Институт написания и чтения серьезных романов — как большой старый город на Среднем Западе, который опустошили и распотрошили суперхайвеи. Депрессивный урбанистический центр серьезной литературы окружили новенькие пригороды массового развлечения — технологические и юридические триллеры, романы про секс и вампиров, убийства и мистику. В последние пятьдесят лет многие белые мужчины разъехались по пригородам или центрам телевидения, журналистики и кино на побережьях. Остались в основном этнические и культурные анклавы. Большая часть жизни современной литературы сосредоточилась в черных, латиноамериканских, азиатских, индейских, гомосексуальных и женских сообществах, которые переехали в здания, опустевшие после побега гетеросексуальных белых мужчин. В неблагополучном литературном внутреннем городе еще остались творцы-одиночки, которых привлекает разнообразие и мрак, что встречаются только в городе, и пока стоят несколько культурных памятников (опера Тони Моррисон, оркестр Джона Апдайка, музей Эдит Уортон), куда по выходным из приличий наведываются читатели из пригородов.

К 1993 году я был в такой же депрессии, как и внутренний город литературы. Я взялся за бесполезные расчеты: умножил количество прочитанных за прошлый год книг на количество лет, которые надеялся прожить, и получил трехзначный результат, демонстрирующий не столько неизбежность смерти, сколько несовместимость долгого труда чтения с гиперкинезисом современной жизни. Внезапно оказалось, что все мои друзья бросили читать, не моргнув и глазом. Молодая знакомая с образованием по английскому языку в ответ на вопрос, что она сейчас читает, ответила: «В смысле, линейное чтение? Как когда читаешь книгу от начала до конца?» На следующий день после этого я начал писать статью под названием «Как я устарел».

Не сказать, чтобы идеология рыночной экономики с «нейтральными ценностями» тяжело пережила разлуку с миром искусства. После холодной войны политика занялась консолидацией выгод, расширением рынков, защитой прибыли и деморализацией немногих оставшихся критиков. В 1993 году я всюду видел признаки консолидации. Видел в раздувшихся минивэнах и разжиревших пикапах, которые стали предпочтительным пригородным средством передвижения: во всех этих Ranger, Land Cruiser и Voyager, истинных трофеях войны, объявленной ради того, чтобы американский бензин стоил копейки, войны — тысячечасовой рекламы высоких технологий, войны для потребителя, которую распространяли через коммерческое телевидение. Я видел, как на смену граблям для уборки листьев пришли воздуходувы. Я видел, как CNN и их многие, многие спонсоры берут в заложники путешественников в залах аэропортов и покупателей в очередях в супермаркетах. Я видел, как 486-й чип приходит на смену 386-му, а ему приходит на смену Пентиум, при этом, несмотря на экономию на масштабе, цена простеньких ноутбуков ни разу не падала ниже тысячи долларов. Я видел, как Университет штата Пенсильвания проиграл Кубок Блокбастер.

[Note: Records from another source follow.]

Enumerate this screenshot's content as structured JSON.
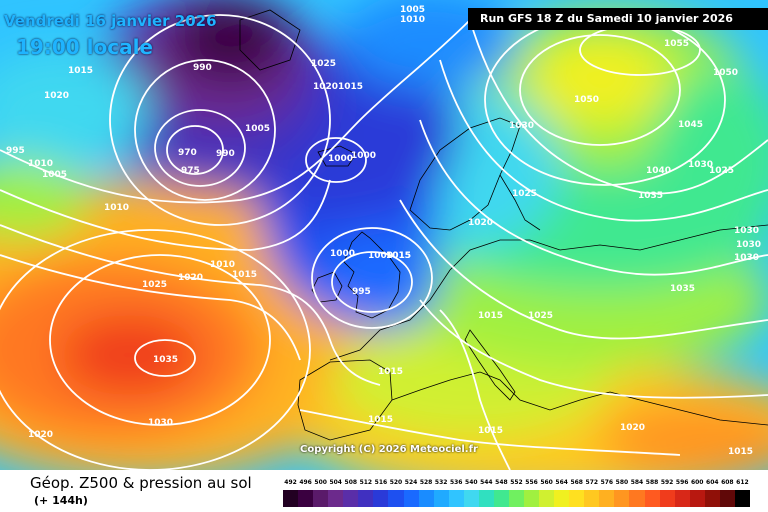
{
  "header": {
    "valid_date": "Vendredi 16 janvier 2026",
    "valid_time": "19:00 locale",
    "run": "Run GFS 18 Z du Samedi 10 janvier 2026"
  },
  "map": {
    "copyright": "Copyright (C) 2026 Meteociel.fr",
    "pressure_labels": [
      "1005",
      "1010",
      "1015",
      "1020",
      "995",
      "1010",
      "1005",
      "1010",
      "990",
      "1025",
      "1020",
      "1015",
      "970",
      "975",
      "990",
      "1005",
      "1000",
      "1000",
      "1030",
      "1055",
      "1050",
      "1050",
      "1045",
      "1040",
      "1030",
      "1025",
      "1035",
      "1025",
      "1020",
      "1030",
      "1030",
      "1030",
      "1000",
      "1000",
      "1015",
      "995",
      "1010",
      "1015",
      "1020",
      "1025",
      "1035",
      "1015",
      "1025",
      "1015",
      "1035",
      "1015",
      "1015",
      "1015",
      "1030",
      "1020",
      "1020",
      "1015"
    ]
  },
  "footer": {
    "title": "Géop. Z500 & pression au sol",
    "subtitle": "(+ 144h)",
    "legend_ticks": [
      "492",
      "496",
      "500",
      "504",
      "508",
      "512",
      "516",
      "520",
      "524",
      "528",
      "532",
      "536",
      "540",
      "544",
      "548",
      "552",
      "556",
      "560",
      "564",
      "568",
      "572",
      "576",
      "580",
      "584",
      "588",
      "592",
      "596",
      "600",
      "604",
      "608",
      "612"
    ],
    "legend_colors": [
      "#220022",
      "#3a0040",
      "#5a1a6a",
      "#6c2a8c",
      "#5a2ea8",
      "#4030c0",
      "#2a3ad8",
      "#1e50f0",
      "#1a6aff",
      "#1a8cff",
      "#20aaff",
      "#30c4ff",
      "#40d8f0",
      "#30e0c0",
      "#40e890",
      "#70f060",
      "#a0f040",
      "#d0f030",
      "#f0f020",
      "#ffe020",
      "#ffc820",
      "#ffb020",
      "#ff9620",
      "#ff7820",
      "#ff5a20",
      "#f03c1c",
      "#d82818",
      "#b81810",
      "#901008",
      "#600808",
      "#000000"
    ]
  }
}
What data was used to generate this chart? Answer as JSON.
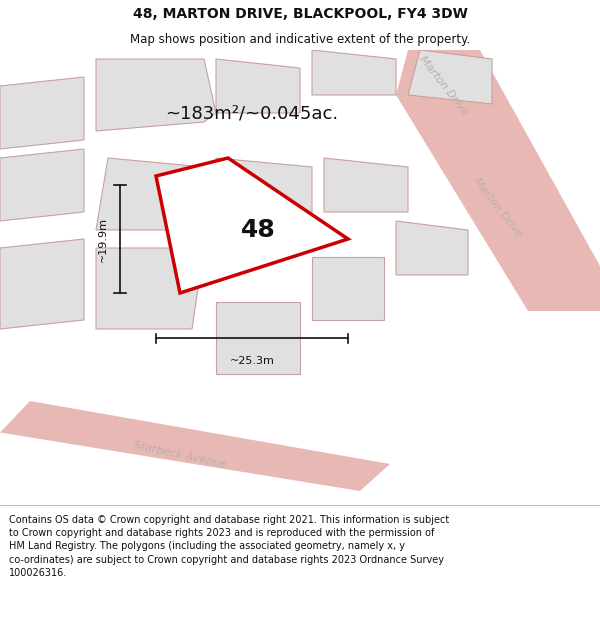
{
  "title": "48, MARTON DRIVE, BLACKPOOL, FY4 3DW",
  "subtitle": "Map shows position and indicative extent of the property.",
  "footer": "Contains OS data © Crown copyright and database right 2021. This information is subject\nto Crown copyright and database rights 2023 and is reproduced with the permission of\nHM Land Registry. The polygons (including the associated geometry, namely x, y\nco-ordinates) are subject to Crown copyright and database rights 2023 Ordnance Survey\n100026316.",
  "area_label": "~183m²/~0.045ac.",
  "number_label": "48",
  "width_label": "~25.3m",
  "height_label": "~19.9m",
  "bg_color": "#ffffff",
  "map_bg": "#efefef",
  "road_color": "#e8b8b4",
  "building_fill": "#e0e0e0",
  "building_stroke": "#c8a0a0",
  "subject_fill": "#ffffff",
  "subject_stroke": "#cc0000",
  "road_label_color": "#b8b0b0",
  "dim_color": "#111111",
  "title_fontsize": 10,
  "subtitle_fontsize": 8.5,
  "footer_fontsize": 7,
  "area_fontsize": 13,
  "number_fontsize": 18,
  "dim_fontsize": 8
}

Потребительская экономика любит продукт, который продается по большой цене, быстро изнашивается или можно регулярно усовершенствовать, с каждым разом предлагая новую пустяковую полезность. Для такой экономики новости, которые просто новости, — не только плохой продукт, а продукт неестественный. Классическое литературное произведение — недорогое, можно бесконечное количество раз использовать повторно и, хуже всего, нельзя улучшить. Отсюда понятно, почему на фоне того, как свободный рынок, благодаря которому журналисты сформировали свою «нейтральность», все чаще видится единственно возможной парадигмой в общественном пространстве, даже такая серьезная газета, как «Нью-Йорк Таймс», больше не доверяет себе писать о книгах без оглядки на «объективные» стандарты — другими словами, продажи. Как сказал один из издателей «Орандж Каунти Реджистер» репортеру «Таймс» в 1994 году: «Почему мы себя обманываем, что такое на самом деле газета? Почему мы себя обманываем в вопросе о роли редактора на рынке?»

Мне очевидно, что если бы хоть один значимый человек в бизнесе или правительстве верил, что за книгами — будущее, то мы бы не видели такого энтузиазма в Вашингтоне и на Уолл-стрит, с которым собирают полтриллиона долларов на Информационное шоссе, чьи поборники признали его потенциальный разрушительный эффект на чтение («Придется привыкать читать с экрана»), хотя и не скрывая своего равнодушия к этой перспективе. Также мне очевидно, откуда это равнодушие: когда держишь книгу в руке, ничего не произойдет, пока ты сам того не захочешь. Пока ты держишь книгу, и власть, и ответственность целиком принадлежат тебе одному.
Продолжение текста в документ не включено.